先端技術の活用

研究・技術開発の推進

除雪車両運転支援システムの開発

 高精度の位置情報を得ることのできる準天頂衛星システムと3次元高精度地図データを組み合わせ、雪氷車両の安全な走行をガイドする運転支援システムを開発し試行しています。

(1)組み合わせ
組み合わせ ©JAXAのイメージ画像
©JAXA
組み合わせ 3次元高精度地図データのイメージ画像
3次元高精度地図データ
(2)システム開発
システム開発 走行位置を運転席に表示のイメージ画像①
走行位置を運転席に表示
システム開発 走行位置を運転席に表示のイメージ画像②
(3)試行
試行 ガードレールなど障害物位置 外側線位置のイメージ画像
試行 視認不良でも安全に除雪が可能のイメージ画像
視認不良でも安全に除雪が可能

 更なる準天頂衛星の利活用および技術開発により、高速走行(約50km/h)での除雪作業支援、ロータリー除雪車の自動操舵技術の開発に取り組んでいます。

高速走行での除雪作業支援イメージのイメージ画像
高速走行での除雪作業支援イメージ
ロータリー除雪車自動操舵イメージのイメージ画像
ロータリー除雪車自動操舵イメージ

凍結防止剤に関する研究

 特集3(P21〜22)で紹介した「NEXCO東日本 総合技術センター」では雪氷対策の高度化の取組みとして、腐食促進試験機、低温恒湿試験機を用いた研究・技術開発を行っています。
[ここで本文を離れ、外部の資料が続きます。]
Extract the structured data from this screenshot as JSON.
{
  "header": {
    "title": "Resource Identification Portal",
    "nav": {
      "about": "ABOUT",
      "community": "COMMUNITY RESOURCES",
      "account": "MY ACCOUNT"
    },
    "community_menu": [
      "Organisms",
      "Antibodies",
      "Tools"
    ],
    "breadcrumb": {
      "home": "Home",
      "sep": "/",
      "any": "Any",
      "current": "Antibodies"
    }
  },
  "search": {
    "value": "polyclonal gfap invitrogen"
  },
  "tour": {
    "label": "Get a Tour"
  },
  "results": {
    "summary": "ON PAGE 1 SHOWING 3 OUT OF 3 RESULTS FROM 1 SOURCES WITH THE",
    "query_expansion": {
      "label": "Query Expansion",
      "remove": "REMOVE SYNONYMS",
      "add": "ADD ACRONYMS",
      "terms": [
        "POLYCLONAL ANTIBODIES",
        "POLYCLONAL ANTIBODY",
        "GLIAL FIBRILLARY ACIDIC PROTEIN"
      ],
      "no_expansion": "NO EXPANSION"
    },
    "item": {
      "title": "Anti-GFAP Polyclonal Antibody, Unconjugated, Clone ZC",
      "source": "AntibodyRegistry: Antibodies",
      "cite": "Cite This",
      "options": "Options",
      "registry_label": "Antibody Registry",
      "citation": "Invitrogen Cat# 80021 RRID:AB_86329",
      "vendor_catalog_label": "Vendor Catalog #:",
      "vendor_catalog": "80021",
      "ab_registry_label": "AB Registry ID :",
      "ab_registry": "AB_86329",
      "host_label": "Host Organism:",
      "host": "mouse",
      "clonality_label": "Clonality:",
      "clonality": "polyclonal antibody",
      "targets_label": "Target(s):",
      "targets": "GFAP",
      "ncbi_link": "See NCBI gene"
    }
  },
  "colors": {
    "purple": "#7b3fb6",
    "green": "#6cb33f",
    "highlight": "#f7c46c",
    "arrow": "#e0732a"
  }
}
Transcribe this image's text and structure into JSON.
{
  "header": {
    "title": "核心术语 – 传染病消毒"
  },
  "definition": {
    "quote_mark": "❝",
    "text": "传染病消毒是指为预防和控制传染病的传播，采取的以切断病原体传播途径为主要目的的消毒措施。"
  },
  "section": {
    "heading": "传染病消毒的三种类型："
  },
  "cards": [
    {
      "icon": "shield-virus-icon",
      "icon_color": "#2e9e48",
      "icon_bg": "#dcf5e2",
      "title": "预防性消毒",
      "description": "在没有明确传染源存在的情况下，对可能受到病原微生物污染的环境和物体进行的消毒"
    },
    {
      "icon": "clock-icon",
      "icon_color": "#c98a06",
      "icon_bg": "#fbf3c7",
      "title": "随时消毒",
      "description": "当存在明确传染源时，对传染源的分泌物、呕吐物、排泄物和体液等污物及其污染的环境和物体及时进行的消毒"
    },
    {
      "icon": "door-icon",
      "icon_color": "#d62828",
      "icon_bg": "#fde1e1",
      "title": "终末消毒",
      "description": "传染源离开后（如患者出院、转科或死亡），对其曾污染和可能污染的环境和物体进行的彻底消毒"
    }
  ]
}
 腐食促進試験機は、塩水散霧→乾燥→湿潤を繰り返すことにより腐食速度を加速させる装置で、凍結防止剤の散布による腐食に強い材料などの試験・研究を行います。低温恒湿試験機は、温度・湿度をコントロールすることにより、冬期の道路と同じ状況を再現する装置で、凍結防止剤のさらなる合理化と効率化、凍害や雪害に関する試験・研究を行います。

腐食促進試験機の写真
腐食促進試験機
低温恒湿試験機の写真
低温恒湿試験機

非破壊検査技術を活用した路面ひび割れ深さ計測技術(LCMS

 高速道路上での点検調査の省力化と補修技術の高度化を目指し、LCMSを搭載した試験車両を用いることで、交通規制を実施することなく、舗装のひび割れデータからひび割れ深さを推定する技術開発を進めています。

 LCMS:Laser Crack Measurement Systemの略

レーザーによる舗装ひび割れ測定のイメージのイメージ画像
レーザーによる舗装ひび割れ測定のイメージ
舗装横断面形状の検出イメージのイメージ画像
舗装横断面形状の検出イメージ

VOICE

技術本部 総合技術センター 技術開発チーム 係長 田々邉 博治の写真
技術本部 総合技術センター
技術開発チーム
係長
田々邉 博治
※取材当時の役職名

 NEXCO東日本総合技術センターにおいて、研究・技術開発、技術者研修を担当しています。

 研究・技術開発においては、凍結防止剤の更なる活用や効率的な散布方法など各種雪氷対策作業に関する高度化・効率化・安全性の向上に取り組んでいます。また、技術者研修においては、現場での経験を伝えるとともに当センターの設備を活用した見て触れる研修を行い、若手を中心とした技術者育成に取り組んでいます。